Eli Lilly v. Los Angeles Biomedical (2016-1547), February 28, 2017. Before Judges Newman, Bryson, and Moore.


  • In order to anticipate claims directed toward a daily treatment regime, a reference must do more than merely suggest the claimed subject matter.

Procedural Posture:

Los Angeles Biomedical filed a patent infringement suit against Eli Lilly and Company alleging infringement of U.S. Patent No. 8,133,903 (“the ‘903 Patent”). Eli Lilly filed multiple inter partes review petitions challenging the validity of the ‘903 Patent. This is an appeal from the PTAB’s decision finding that a single prior art reference did not anticipate the claims of the ‘903 Patent. The CAFC affirmed the PTAB’s decision.
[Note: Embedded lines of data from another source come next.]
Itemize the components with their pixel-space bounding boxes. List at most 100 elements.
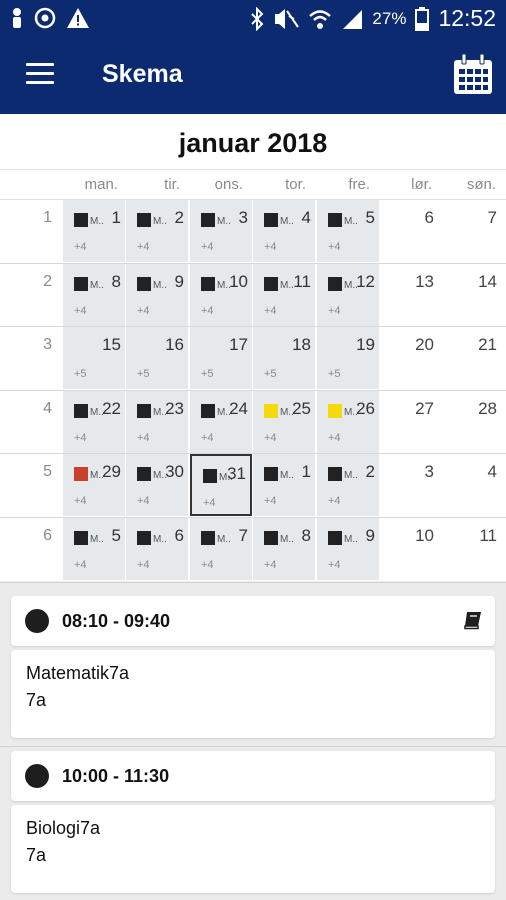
event-marker xyxy=(74,531,88,545)
menu-icon[interactable] xyxy=(26,63,54,85)
calendar-day[interactable]: 6 xyxy=(380,200,442,262)
calendar-day[interactable]: 7 xyxy=(443,200,505,262)
weekday-label: lør. xyxy=(411,176,432,193)
calendar-day[interactable]: M.. 1 +4 xyxy=(253,454,315,516)
event-marker xyxy=(264,213,278,227)
calendar-day[interactable]: M.. 23 +4 xyxy=(126,391,188,453)
day-number: 7 xyxy=(487,208,497,227)
book-icon[interactable] xyxy=(463,610,485,630)
day-number: 10 xyxy=(415,526,434,545)
calendar-day[interactable]: M.. 10 +4 xyxy=(190,264,252,326)
calendar-day[interactable]: 27 xyxy=(380,391,442,453)
calendar-icon[interactable] xyxy=(451,53,495,97)
more-events-count: +4 xyxy=(74,241,87,253)
calendar-day[interactable]: M.. 6 +4 xyxy=(126,518,188,580)
day-number: 2 xyxy=(365,462,375,481)
event-label: M.. xyxy=(344,534,358,545)
calendar-day[interactable]: M.. 26 +4 xyxy=(317,391,379,453)
weekday-label: man. xyxy=(84,176,118,193)
event-label: M.. xyxy=(280,280,294,291)
event-marker xyxy=(201,213,215,227)
calendar-day[interactable]: M.. 5 +4 xyxy=(63,518,125,580)
more-events-count: +5 xyxy=(137,368,150,380)
day-number: 25 xyxy=(292,399,311,418)
calendar-day[interactable]: M.. 2 +4 xyxy=(317,454,379,516)
day-number: 19 xyxy=(356,335,375,354)
calendar-day[interactable]: 18 +5 xyxy=(253,327,315,389)
calendar-day[interactable]: 16 +5 xyxy=(126,327,188,389)
event-label: M.. xyxy=(217,534,231,545)
event-label: M.. xyxy=(280,216,294,227)
lesson-class: 7a xyxy=(26,845,47,865)
event-marker xyxy=(264,404,278,418)
calendar-day[interactable]: 28 xyxy=(443,391,505,453)
more-events-count: +4 xyxy=(264,495,277,507)
day-number: 13 xyxy=(415,272,434,291)
calendar-day[interactable]: 14 xyxy=(443,264,505,326)
calendar-day[interactable]: 13 xyxy=(380,264,442,326)
calendar-day[interactable]: M.. 2 +4 xyxy=(126,200,188,262)
calendar-day[interactable]: M.. 24 +4 xyxy=(190,391,252,453)
lesson-header[interactable]: 08:10 - 09:40 xyxy=(11,596,495,646)
weekday-label: fre. xyxy=(348,176,370,193)
event-marker xyxy=(328,277,342,291)
calendar-day[interactable]: M.. 12 +4 xyxy=(317,264,379,326)
day-number: 5 xyxy=(111,526,121,545)
day-number: 5 xyxy=(365,208,375,227)
more-events-count: +4 xyxy=(74,432,87,444)
event-marker xyxy=(201,531,215,545)
lesson-details[interactable]: Biologi7a 7a xyxy=(11,805,495,893)
calendar-day[interactable]: M.. 8 +4 xyxy=(253,518,315,580)
more-events-count: +5 xyxy=(328,368,341,380)
day-number: 26 xyxy=(356,399,375,418)
more-events-count: +4 xyxy=(137,559,150,571)
calendar-day[interactable]: M.. 29 +4 xyxy=(63,454,125,516)
week-number: 4 xyxy=(43,400,52,417)
calendar-day[interactable]: M.. 4 +4 xyxy=(253,200,315,262)
month-title: januar 2018 xyxy=(0,114,506,170)
grid-divider xyxy=(0,263,506,264)
calendar-day[interactable]: M.. 5 +4 xyxy=(317,200,379,262)
more-events-count: +4 xyxy=(137,305,150,317)
calendar-day[interactable]: 21 xyxy=(443,327,505,389)
weekday-label: tor. xyxy=(285,176,306,193)
calendar-day[interactable]: M.. 8 +4 xyxy=(63,264,125,326)
day-number: 1 xyxy=(111,208,121,227)
calendar-day[interactable]: 3 xyxy=(380,454,442,516)
day-number: 9 xyxy=(174,272,184,291)
event-label: M.. xyxy=(217,216,231,227)
calendar-day[interactable]: 11 xyxy=(443,518,505,580)
calendar-day[interactable]: M.. 25 +4 xyxy=(253,391,315,453)
grid-divider xyxy=(0,517,506,518)
sync-notification-icon xyxy=(34,7,56,29)
calendar-day[interactable]: M.. 31 +4 xyxy=(190,454,252,516)
calendar-day[interactable]: M.. 30 +4 xyxy=(126,454,188,516)
calendar-day[interactable]: M.. 9 +4 xyxy=(317,518,379,580)
event-label: M.. xyxy=(280,470,294,481)
calendar-day[interactable]: 20 xyxy=(380,327,442,389)
calendar-day[interactable]: 4 xyxy=(443,454,505,516)
weekday-label: ons. xyxy=(214,176,243,193)
lesson-details[interactable]: Matematik7a 7a xyxy=(11,650,495,738)
more-events-count: +4 xyxy=(74,559,87,571)
calendar-day[interactable]: 17 +5 xyxy=(190,327,252,389)
more-events-count: +4 xyxy=(264,241,277,253)
lesson-header[interactable]: 10:00 - 11:30 xyxy=(11,751,495,801)
calendar-day[interactable]: M.. 22 +4 xyxy=(63,391,125,453)
week-number: 5 xyxy=(43,463,52,480)
calendar-day[interactable]: M.. 9 +4 xyxy=(126,264,188,326)
day-number: 1 xyxy=(301,462,311,481)
calendar-day[interactable]: M.. 11 +4 xyxy=(253,264,315,326)
calendar-day[interactable]: 15 +5 xyxy=(63,327,125,389)
calendar-day[interactable]: M.. 1 +4 xyxy=(63,200,125,262)
calendar-day[interactable]: 19 +5 xyxy=(317,327,379,389)
calendar-day[interactable]: M.. 7 +4 xyxy=(190,518,252,580)
day-number: 20 xyxy=(415,335,434,354)
event-marker xyxy=(264,467,278,481)
calendar-day[interactable]: M.. 3 +4 xyxy=(190,200,252,262)
more-events-count: +4 xyxy=(328,559,341,571)
day-number: 6 xyxy=(424,208,434,227)
day-number: 2 xyxy=(174,208,184,227)
calendar-day[interactable]: 10 xyxy=(380,518,442,580)
day-number: 17 xyxy=(229,335,248,354)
  • Anticipation: The PTAB found that the prior art reference Whitaker did not disclose the limitation recited in independent claim 1 of administering a class of drugs “at a dosage up to 1.5 mg/kg/day for not less than 45 days.” Whitaker discussed a set of studies in which subjects were treated with a PDE5 inhibitor “greater than 70% of the time” over the course of either 8 or 12 weeks, but the CAFC found that taking a drug “more than 70% of the time” does not disclose daily dosing. The CAFC found that Whitaker also disclosed “chronic administration,” but this was in reference to daily administration for at least three days, and longer if the erectile dysfunction persists. The CAFC found that this description does not disclose treatment for 45 days, “particularly in light of the fact that the only daily dosing done in Whitaker lasted for at most three weeks.” Eli Lilly & Co. v. Los Angeles Biomedical Research Inst. at Harbor–UCLA Med. Ctr., 2016-1547, 2017 WL 765829, at *2 (Fed. Cir. Feb. 28, 2017). The CAFC affirmed the PTAB’s decision, and held that substantial evidence supported the PTAB’s finding that Whitaker did not anticipate the claims of the ‘903 Patent.